PAUL R. HALES, ATTORNEY AT LAW, LLC
                                                                                                                                                                                           
Tel: 314-534-3534
Fax: 314-534-0444
personal injury lawyer 
 
about the HIPAA
Security Rule 

Paul R. Hales

Attorney at Law

3534 Washington Ave.

St. Louis, MO 63103

TEL: 314-534-3534

 

HIPAA Security Rule 

The Security Rule – Electronic Protected Health Information (EPHI)

  

The Security Rule establishes Standards for the protection of Electronic Protected Health Information (EPHI). Covered Entities and Business Associates must comply with the Security Rule and are directly for civil and criminal penalties for violations.

   

Download the Security Rule Primer. It is written in plain language, organized with a Table of Contents and clarifies Security Rule compliance for Covered Entities and Business Associates. 
All material in the Security Rule Primer is from The HIPAA E-Tool®
 used by permission of ET&C Group LLC. Footnotes with exact legal references are provided for compliance officials and legal counsel.

 

EPHI

EPHI is Protected Health Information (PHI) created or received by a Covered Entity and transmitted by Electronic Media or maintained in Electronic Media. By definition, all EPHI is PHI.

 

The Privacy Rule Establishes Standards for EPHI 

The Privacy Rule establishes Standards for Uses and Disclosures of all PHI including EPHI that Covered Entities and Business Associates are permitted and required to make and Standards for the rights of Individuals regarding their own PHI including EPHI. The Privacy Rule also requires a Covered Entity to have appropriate Administrative, Technical and Physical Safeguards in place to protect the Privacy of all PHI. Although the Privacy Rule was published first, HHS prepared the final Security Rule to ensure its Safeguards work “hand in glove” with Privacy Rule requirements for Administrative, Technical, and Physical Safeguards.

 

Security Rule Overview

The Security Rule requires Covered Entities and Business Associates to protect against uses and disclosures of EPHI that are not permitted or required by the Privacy Rule.

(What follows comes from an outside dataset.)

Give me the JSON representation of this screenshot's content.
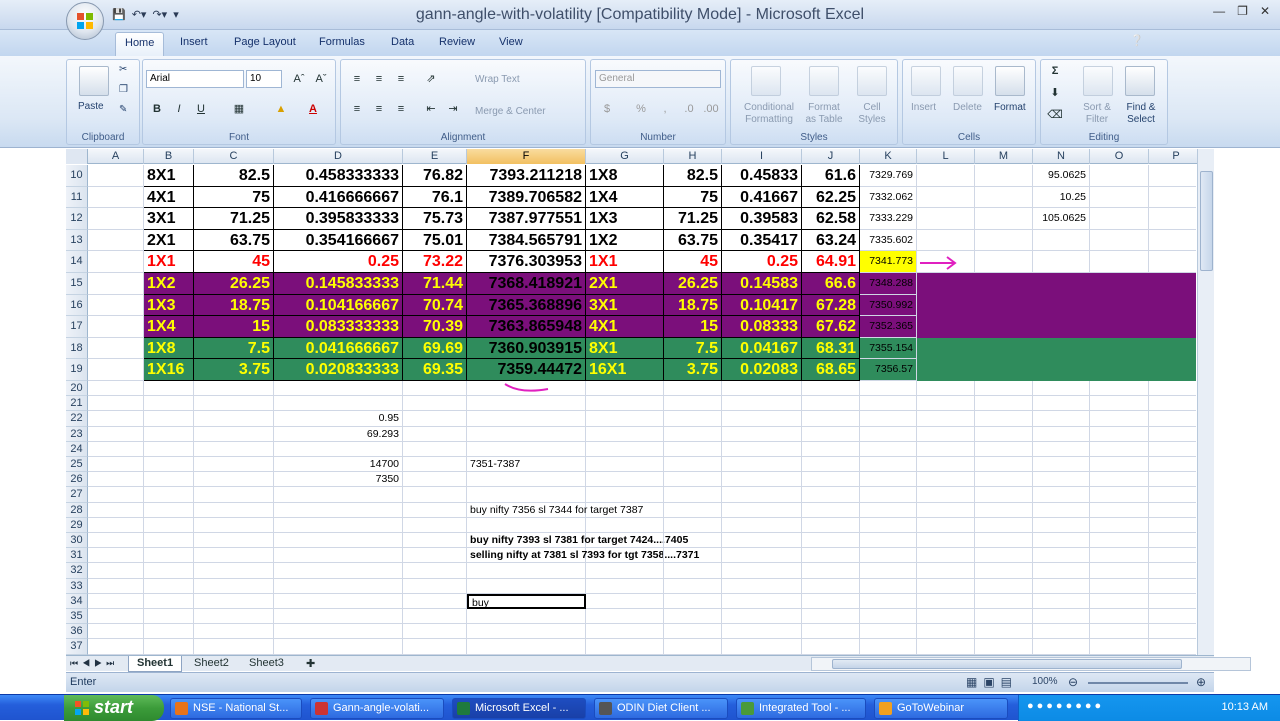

To do that they must implement Security Measures consisting of appropriate Administrative, Physical and Technical Safeguards to ensure the Confidentiality, Integrity, and Security of EPHI they create, receive, maintain or transmit. Accordingly, Security Rule Safeguards protecting EPHI count as Administrative, Technical and Physical Safeguards to protect the Privacy of PHI required by the Privacy Rule. Covered Entities and Business Associates must protect against reasonably anticipated threats to the security or integrity of EPHI and ensure compliance with the Security Rule by their Workforce.

  

Security Rule Safeguards

Security Rule Safeguards focus on Risks that threaten EPHI – PHI maintained and transmitted Electronically. The importance of implementing those Safeguards cannot be overstated. Since the Security Rule became effective in 2005 the amount of EPHI transmitted by Electronic Media and maintained in Electronic Media with assistance from Federal financial incentives has grown dramatically. However, Breaches of Unsecured EPHI that could have been prevented by Security Rule compliance are routinely reported. Criminal attacks targeting EPHI are an urgent, persistent threat. EPHI Cyber crime includes Medical Identity Theft and extortion including Ransomware attacks.

BREACH PREVENTION TIP

The HIPAA Security Rule provides a Blueprint to prevent Cyber-Crime.